Because MPEG-4 compression already dramatically reduces the amount of bandwidth needed, the savings for H.264 VOD content is much less -- around 2% to 8% of bandwidth -- Kanaan said.

Adding the ability to handle H.264 VOD is particularly important internationally, where the transition to digital has been slower. “In the U.S., you have a huge installed base of MPEG-2-only set-top boxes, but in international markets you have less of a legacy problem,” Kanaan explained. “A lot of markets are just going digital now and in many cases they want to leapfrog [MPEG-2] and go directly to H.264 streams.”

In the U.S. the vast majority of boxes currently shipping to multichannel providers are H.264 capable, but it will probably be years before the transition from MPEG-2 to MPEG-4 is completed.

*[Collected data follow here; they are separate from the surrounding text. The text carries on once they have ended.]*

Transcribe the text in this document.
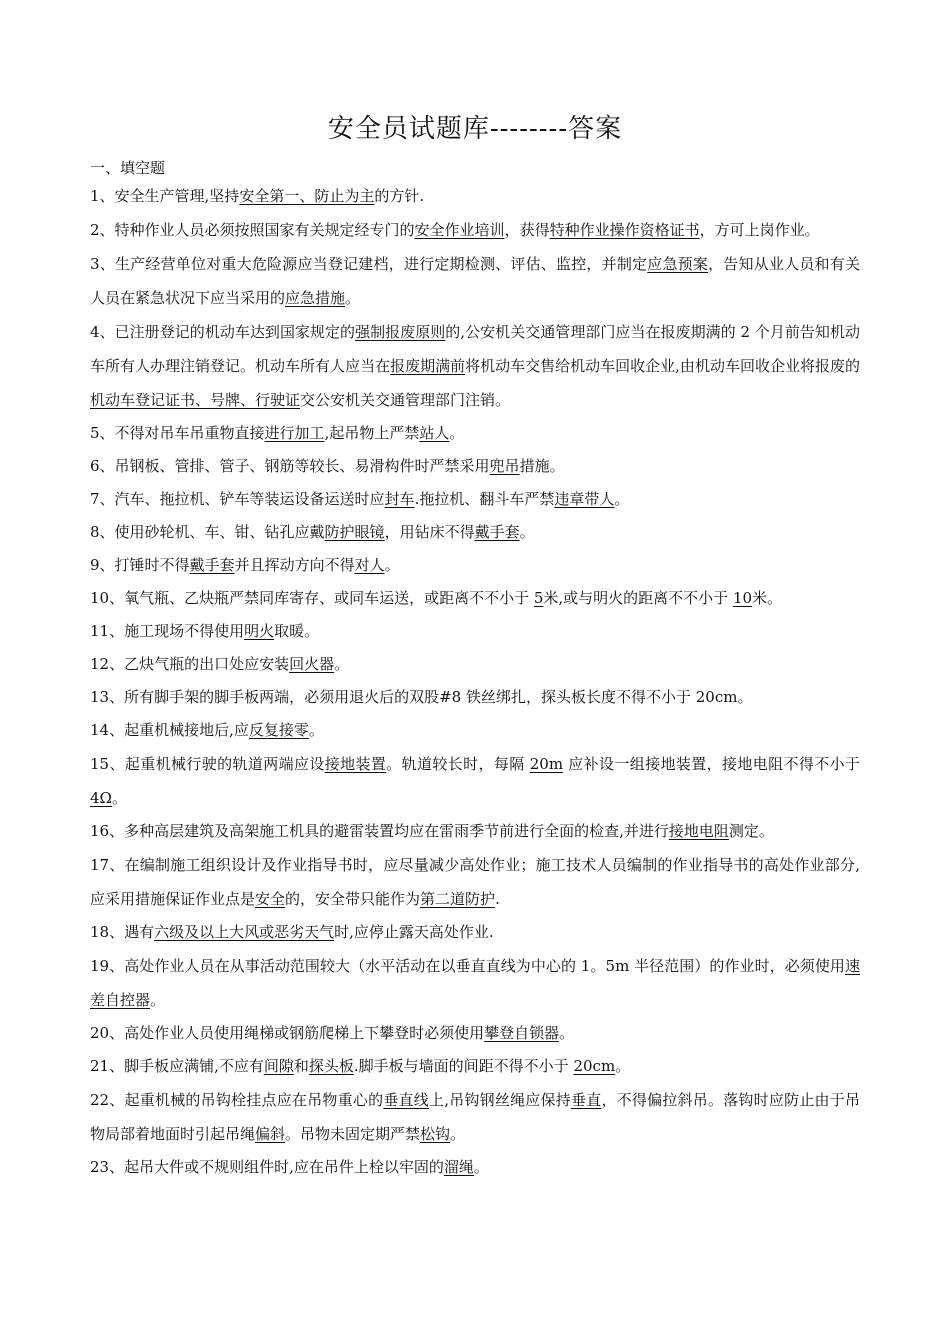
安全员试题库--------答案
一、填空题
1、安全生产管理,坚持安全第一、防止为主的方针.
2、特种作业人员必须按照国家有关规定经专门的安全作业培训，获得特种作业操作资格证书，方可上岗作业。
3、生产经营单位对重大危险源应当登记建档，进行定期检测、评估、监控，并制定应急预案，告知从业人员和有关人员在紧急状况下应当采用的应急措施。
4、已注册登记的机动车达到国家规定的强制报废原则的,公安机关交通管理部门应当在报废期满的 2 个月前告知机动车所有人办理注销登记。机动车所有人应当在报废期满前将机动车交售给机动车回收企业,由机动车回收企业将报废的机动车登记证书、号牌、行驶证交公安机关交通管理部门注销。
5、不得对吊车吊重物直接进行加工,起吊物上严禁站人。
6、吊钢板、管排、管子、钢筋等较长、易滑构件时严禁采用兜吊措施。
7、汽车、拖拉机、铲车等装运设备运送时应封车.拖拉机、翻斗车严禁违章带人。
8、使用砂轮机、车、钳、钻孔应戴防护眼镜，用钻床不得戴手套。
9、打锤时不得戴手套并且挥动方向不得对人。
10、氧气瓶、乙炔瓶严禁同库寄存、或同车运送，或距离不不小于 5米,或与明火的距离不不小于 10米。
11、施工现场不得使用明火取暖。
12、乙炔气瓶的出口处应安装回火器。
13、所有脚手架的脚手板两端，必须用退火后的双股#8 铁丝绑扎，探头板长度不得不小于 20cm。
14、起重机械接地后,应反复接零。
15、起重机械行驶的轨道两端应设接地装置。轨道较长时，每隔 20m 应补设一组接地装置，接地电阻不得不小于 4Ω。
16、多种高层建筑及高架施工机具的避雷装置均应在雷雨季节前进行全面的检查,并进行接地电阻测定。
17、在编制施工组织设计及作业指导书时，应尽量减少高处作业；施工技术人员编制的作业指导书的高处作业部分,应采用措施保证作业点是安全的，安全带只能作为第二道防护.
18、遇有六级及以上大风或恶劣天气时,应停止露天高处作业.
19、高处作业人员在从事活动范围较大（水平活动在以垂直直线为中心的 1。5m 半径范围）的作业时，必须使用速差自控器。
20、高处作业人员使用绳梯或钢筋爬梯上下攀登时必须使用攀登自锁器。
21、脚手板应满铺,不应有间隙和探头板.脚手板与墙面的间距不得不小于 20cm。
22、起重机械的吊钩栓挂点应在吊物重心的垂直线上,吊钩钢丝绳应保持垂直，不得偏拉斜吊。落钩时应防止由于吊物局部着地面时引起吊绳偏斜。吊物未固定期严禁松钩。
23、起吊大件或不规则组件时,应在吊件上栓以牢固的溜绳。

In the meantime, the need to deliver both MPEG-2 and MPEG-4 streams “is creating huge workflow and content-management challenges for operators,” Kanaan said.

The need to continue to deliver MPEG-2 VOD streams during this extended transition will make RGB’s DBM product and its 50% reduction of bandwidth requirements particularly appealing, Kanaan claimed.

RGB is pitching the product as a simpler, less costly method for freeing up capacity. Kanaan noted that many operators are now reaching the limit of their excess capacity on their hybrid fiber coaxial networks, requiring them to do a “lot of outside plant work or do a truck roll to the edge of the network to push fiber deeper into the serving area and resegment the network.”

Analog reclamation has also proved more costly than expected. “Compared to all the other options, analog switchback has actually proved to be extremely expensive and we’ve seen some of those analog shutdowns slow down so that operators can conserve cash,” he said.

In contrast, Kanaan noted that the DBM is typically installed at the headend and simply plugs into existing deployments. “It is operationally simpler and if deployed in a strategic way will allow them to avoid having to resegment the network to meet the growing demand” for HD VOD, he said.